Remember the song Ado Annie sings in Rogers and Hammerstein's musical Oklahoma? "I Can't Say No"? Some of the lines go like this: "I'm jist a girl who cain't say no; I'm in a turrible fix. I always say, ?Come on, let's go,' jist when I orta say nix!" The song's about relationships, or physical intimacy more specifically, but I think a lot of women who don't have a problem saying no to men can identify with Ado Annie's dilemma because we also like to say yes. We say yes to other things, though: yes to people, to church, to responsibility, to requests for favors, to real and imagined needs.

It feels good to say yes because it feels good to be needed, and it feels even better to be able to respond to those needs.

When I was growing up, my youngest sibling and only brother gave my mother a wooden plaque with alphabet-soup letters pasted on it to read, "I love you because you keep on juggling all those balls." My mother would regularly comment about how she had to juggle her roles to maintain order and sanity in her life. Perhaps rather than "balls" my brother could have said, "hats." Off goes the cook's hat; on goes the mother hat. The cook's hat joins the teacher hat, chauffer cap, pastor's wife's bonnet, maid white thing, and nun's habit on the shelf until the roles change again.

Many roles are par for the course for most of us. Currently, I am a writer, sewing teacher, seamstress, small-group leader, spouse, cultural critic, Christian, cook, and maid. (My husband shares the roles of cook and maid with me, in case you were wondering.) These roles do not include my hobbies, and I'm sure many of you have more roles than I.

Saying yes, taking on more responsibility often means accepting a new role. And because yes does not result in the receipt of more hours in the day as compensation, yes to one thing means no to something else. This something else could be trivial: it could be television watching, magazine reading, surfing the internet, or vacuuming your house every day. But it also could be critical: it could be time spent with family, much needed sleep, or time for silence and meditation.
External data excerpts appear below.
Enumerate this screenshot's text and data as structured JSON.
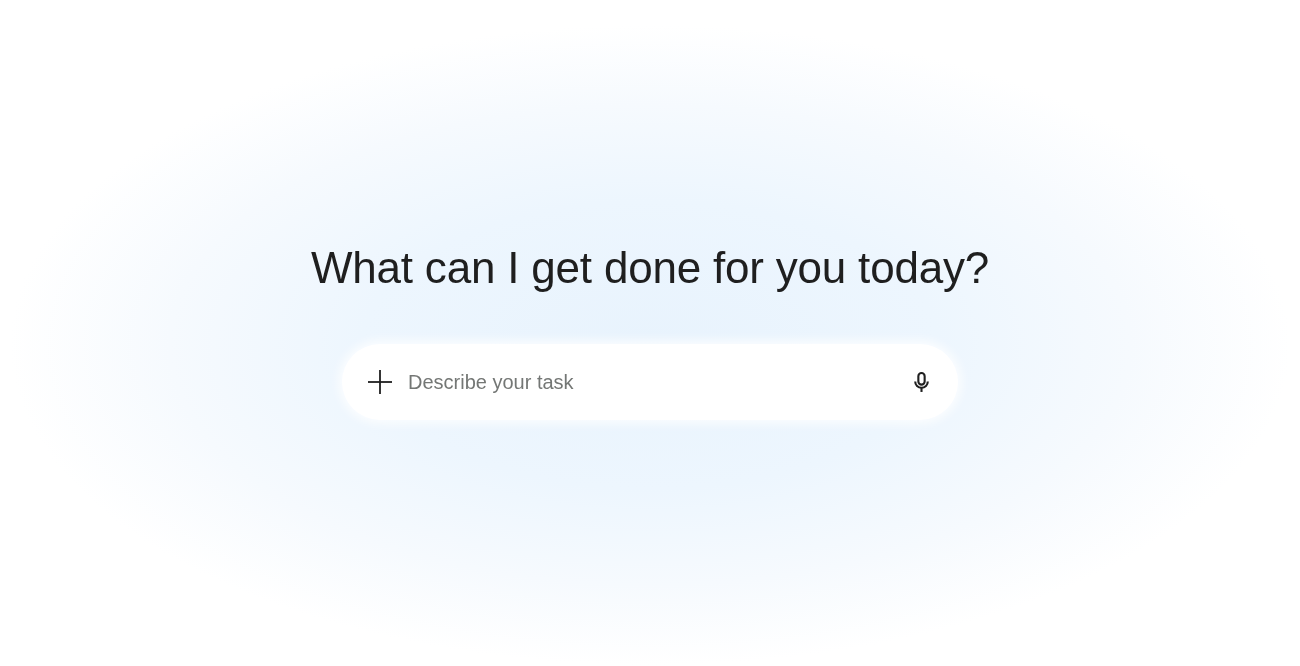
{
  "heading": "What can I get done for you today?",
  "task_field": {
    "placeholder": "Describe your task"
  }
}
Saying no and yes require discernment, and though there is nothing wrong with saying yes, there is a certain humility that can be learned by saying no. Sometimes, saying no is an admission that I can't do it all. I can't have it all. I can't save the world. Thankfully, it is not my job to save the world. "Savior" is a role I'll never have, and I thank God for that.
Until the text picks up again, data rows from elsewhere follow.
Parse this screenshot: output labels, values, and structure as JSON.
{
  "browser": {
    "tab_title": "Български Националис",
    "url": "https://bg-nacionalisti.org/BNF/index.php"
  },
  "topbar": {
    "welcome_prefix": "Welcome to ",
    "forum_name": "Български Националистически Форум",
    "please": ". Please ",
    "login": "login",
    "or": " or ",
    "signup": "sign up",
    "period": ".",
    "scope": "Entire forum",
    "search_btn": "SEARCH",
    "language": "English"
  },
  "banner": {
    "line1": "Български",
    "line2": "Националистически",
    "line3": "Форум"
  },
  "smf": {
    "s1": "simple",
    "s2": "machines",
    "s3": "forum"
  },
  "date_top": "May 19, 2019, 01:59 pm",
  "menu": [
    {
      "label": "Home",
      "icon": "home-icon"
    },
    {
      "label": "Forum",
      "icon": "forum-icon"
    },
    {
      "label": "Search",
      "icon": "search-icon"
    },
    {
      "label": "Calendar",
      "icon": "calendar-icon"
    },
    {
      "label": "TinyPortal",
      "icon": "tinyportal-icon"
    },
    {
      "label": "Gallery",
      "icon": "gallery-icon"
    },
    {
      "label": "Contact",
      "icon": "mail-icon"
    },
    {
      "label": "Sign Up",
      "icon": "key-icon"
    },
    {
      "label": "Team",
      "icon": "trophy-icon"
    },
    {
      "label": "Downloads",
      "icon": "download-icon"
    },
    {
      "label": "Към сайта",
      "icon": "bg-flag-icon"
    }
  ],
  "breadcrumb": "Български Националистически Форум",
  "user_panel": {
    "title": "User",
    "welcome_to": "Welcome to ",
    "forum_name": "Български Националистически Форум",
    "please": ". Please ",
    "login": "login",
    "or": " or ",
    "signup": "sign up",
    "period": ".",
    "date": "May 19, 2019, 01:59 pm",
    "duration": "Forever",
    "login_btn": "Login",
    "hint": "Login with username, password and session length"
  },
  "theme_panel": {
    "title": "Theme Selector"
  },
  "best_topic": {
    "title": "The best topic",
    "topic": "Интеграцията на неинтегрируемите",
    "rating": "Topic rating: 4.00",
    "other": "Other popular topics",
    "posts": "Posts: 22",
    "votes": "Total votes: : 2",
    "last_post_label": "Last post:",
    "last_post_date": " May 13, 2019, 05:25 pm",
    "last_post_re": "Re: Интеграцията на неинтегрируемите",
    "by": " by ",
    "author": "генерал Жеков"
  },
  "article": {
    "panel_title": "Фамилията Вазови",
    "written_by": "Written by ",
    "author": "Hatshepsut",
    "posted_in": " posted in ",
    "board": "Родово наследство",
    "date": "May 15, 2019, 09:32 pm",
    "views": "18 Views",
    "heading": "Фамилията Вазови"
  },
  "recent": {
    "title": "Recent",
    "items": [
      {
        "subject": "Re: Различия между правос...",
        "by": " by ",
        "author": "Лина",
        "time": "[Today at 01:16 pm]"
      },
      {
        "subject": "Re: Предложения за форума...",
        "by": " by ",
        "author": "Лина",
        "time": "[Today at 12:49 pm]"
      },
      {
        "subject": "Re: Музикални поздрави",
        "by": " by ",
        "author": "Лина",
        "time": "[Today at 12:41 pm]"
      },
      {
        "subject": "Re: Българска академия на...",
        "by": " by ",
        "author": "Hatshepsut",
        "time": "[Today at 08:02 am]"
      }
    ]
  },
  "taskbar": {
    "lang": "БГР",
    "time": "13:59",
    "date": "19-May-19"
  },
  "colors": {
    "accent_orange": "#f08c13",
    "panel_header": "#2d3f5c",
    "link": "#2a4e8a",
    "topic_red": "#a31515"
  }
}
The question many women ask, "Can I have it all? Can I have a great career and a great family?" often overlooks the simple fact that we all only have 24 hours in a day. We all only have one body. None of us can travel through time or space in a magical way. We are not super-women. Saying yes to one thing always requires saying no to something else.

So, when you have an opportunity to say yes, take it seriously. Consider what you would be saying no to. Have you? When have you said yes or no?